The playbook these impostor channels run is pretty straightforward. First, they take old footage of popular streamers—for example, Michael “Shroud” Grzesiek, who moved over to Mixer last year and whose presence on Twitch immediately attracts eyeballs—and then they slap a “free” skin giveaway overlay on top of that. If you type a corresponding command in chat, you’ll be given a link that’s supposed to spirit you away to the promised land of rare CSGO or PUBG skins. Instead, it typically prompts viewers to plug in their Steam information and authorize a trade that swipes all of their skins. Rare skins can fetch a high price in real-world dollars, so for scammers, there’s gold in them thar duplicitous hills. Scammers can also apply a sheen of legitimacy to all of this by boosting their view counts through the stratosphere with bot viewers and chatters, who propel illicit streams to the top of Twitch’s “browse” section, where you typically expect to see big-name streamers.
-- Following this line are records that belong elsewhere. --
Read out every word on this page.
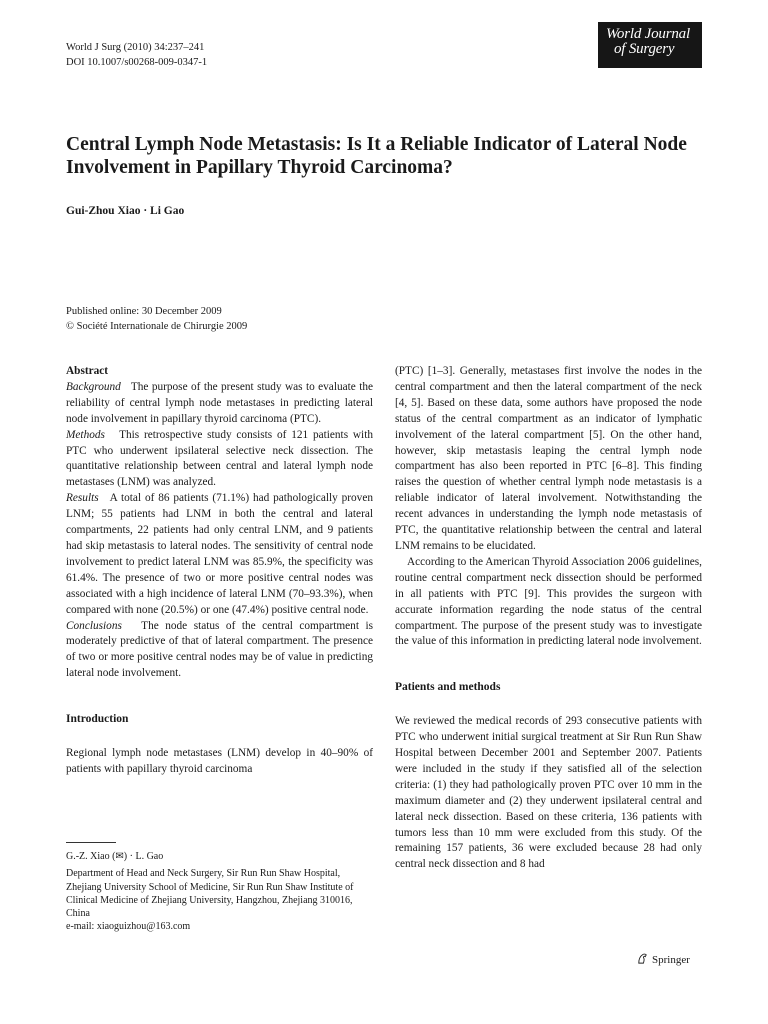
World J Surg (2010) 34:237–241
DOI 10.1007/s00268-009-0347-1
World Journal
of Surgery
Central Lymph Node Metastasis: Is It a Reliable Indicator of Lateral Node Involvement in Papillary Thyroid Carcinoma?
Gui-Zhou Xiao · Li Gao
Published online: 30 December 2009
© Société Internationale de Chirurgie 2009

Abstract

Background The purpose of the present study was to evaluate the reliability of central lymph node metastases in predicting lateral node involvement in papillary thyroid carcinoma (PTC).

Methods This retrospective study consists of 121 patients with PTC who underwent ipsilateral selective neck dissection. The quantitative relationship between central and lateral lymph node metastases (LNM) was analyzed.

Results A total of 86 patients (71.1%) had pathologically proven LNM; 55 patients had LNM in both the central and lateral compartments, 22 patients had only central LNM, and 9 patients had skip metastasis to lateral nodes. The sensitivity of central node involvement to predict lateral LNM was 85.9%, the specificity was 61.4%. The presence of two or more positive central nodes was associated with a high incidence of lateral LNM (70–93.3%), when compared with none (20.5%) or one (47.4%) positive central node.

Conclusions The node status of the central compartment is moderately predictive of that of lateral compartment. The presence of two or more positive central nodes may be of value in predicting lateral node involvement.

Introduction

Regional lymph node metastases (LNM) develop in 40–90% of patients with papillary thyroid carcinoma

G.-Z. Xiao (✉) · L. Gao
Department of Head and Neck Surgery, Sir Run Run Shaw Hospital, Zhejiang University School of Medicine, Sir Run Run Shaw Institute of Clinical Medicine of Zhejiang University, Hangzhou, Zhejiang 310016, China
e-mail: xiaoguizhou@163.com

(PTC) [1–3]. Generally, metastases first involve the nodes in the central compartment and then the lateral compartment of the neck [4, 5]. Based on these data, some authors have proposed the node status of the central compartment as an indicator of lymphatic involvement of the lateral compartment [5]. On the other hand, however, skip metastasis leaping the central lymph node compartment has also been reported in PTC [6–8]. This finding raises the question of whether central lymph node metastasis is a reliable indicator of lateral involvement. Notwithstanding the recent advances in understanding the lymph node metastasis of PTC, the quantitative relationship between the central and lateral LNM remains to be elucidated.

According to the American Thyroid Association 2006 guidelines, routine central compartment neck dissection should be performed in all patients with PTC [9]. This provides the surgeon with accurate information regarding the node status of the central compartment. The purpose of the present study was to investigate the value of this information in predicting lateral node involvement.

Patients and methods

We reviewed the medical records of 293 consecutive patients with PTC who underwent initial surgical treatment at Sir Run Run Shaw Hospital between December 2001 and September 2007. Patients were included in the study if they satisfied all of the selection criteria: (1) they had pathologically proven PTC over 10 mm in the maximum diameter and (2) they underwent ipsilateral central and lateral neck dissection. Based on these criteria, 136 patients with tumors less than 10 mm were excluded from this study. Of the remaining 157 patients, 36 were excluded because 28 had only central neck dissection and 8 had

Springer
These channels pop up daily, often multiple times per day. For example, while idly browsing Twitch midway through writing this story, I came across a Shroud impostor who had over 12,000 viewers. Chat moved at a robotic pace, with a gaggle of definitely-real “people” blabbering about all the sweet, sweet skins that were falling into their laps. This one in particular got banned about 20 minutes after I found it, but I’ve also seen complaints from Twitch viewers about channels like these remaining live on the site for hours.
One Twitch viewer who chose to remain anonymous told Kotaku that they have been using multiple scripts to keep track of scammers by way of known naming schemes and tech that detects text in images. They say that 2,900 fake channels have sprung up and been hammered back down since December. (Their scripts automatically report fake channels to Twitch, which presumably aids in the company’s whack-a-mole efforts.)
“I cannot tell how many people fall for this scam, but it must be very many because these scammers create not only new channel[s], but also new domains that also get reported from another project that I’m running to Google and Cloudflare,” the anonymous Twitch user told Kotaku in an email.
Twitch viewers have also been trying to warn each other about these scams. If you check the official Twitch, CSGO, PUBG, and Shroud subreddits, you’ll find countless threads calling attention to impostor streams. One viewer, who goes by the handle RiverrowXD, even decided to go down the rabbit hole of following the links in a fake channel claiming to be Counter-Strike pro Jake “Stewie2k” Yip, just to see what would happen. They were savvy enough to avoid having their skins swiped, but they found the scam to be convincing enough that they could see how Twitch viewers—especially new ones—might fall for it.
“It is not the sign that says ‘free skins’ that tricks people,” RiverrowXD told Kotaku in an email. “It is the fact that a channel has a 1000+ people (bots) watching a stream with a ‘sponsored message’ by a website that gives free skins, that tricks people... It is an easy scam to fall [for], especially for people who are new to either Counter-Strike or Twitch. You can’t really blame them, either. It is hard to know better when you are new to it and just trying to get into the community by getting cool skins to show off.”
As for Twitch, the company is clearly taking action against impostor accounts, but so far, it appears to be metering out justice on a case-by-case basis. If it has a more comprehensive plan in place, it will not say, because that would give scammers the signal to change their tactics.
“While we cannot share details that may aid bad actors looking to circumvent our controls, we regularly assess and update our platform to ensure we are addressing emerging and evolving behaviors,” a Twitch spokesperson told Kotaku in an email. “We encourage users who see these types of streams to report them and not engage with suspicious links.”
The company would also not disclose any information about the severity of the problem and did not respond to my question about how many users fall for these sorts of scams. However, it’s worth noting that Steam account-based item scams have definitely worked on lots of people in the past, at least according to Valve’s metrics. Back in 2015, before it rolled out additional safeguards, Valve said that account hijackers claimed 77,000 accounts per month through illicit trading schemes.
One big problem that Twitch has yet to address, as pointed out by the anonymous user who’s been tracking scam accounts, is that “creating a new Twitch account is super easy. Twitch [checks] if you are a human by sending a five-digit code to your email address that can just be extracted and filled in with a script.”
As long as it’s easy, people will probably keep doing it.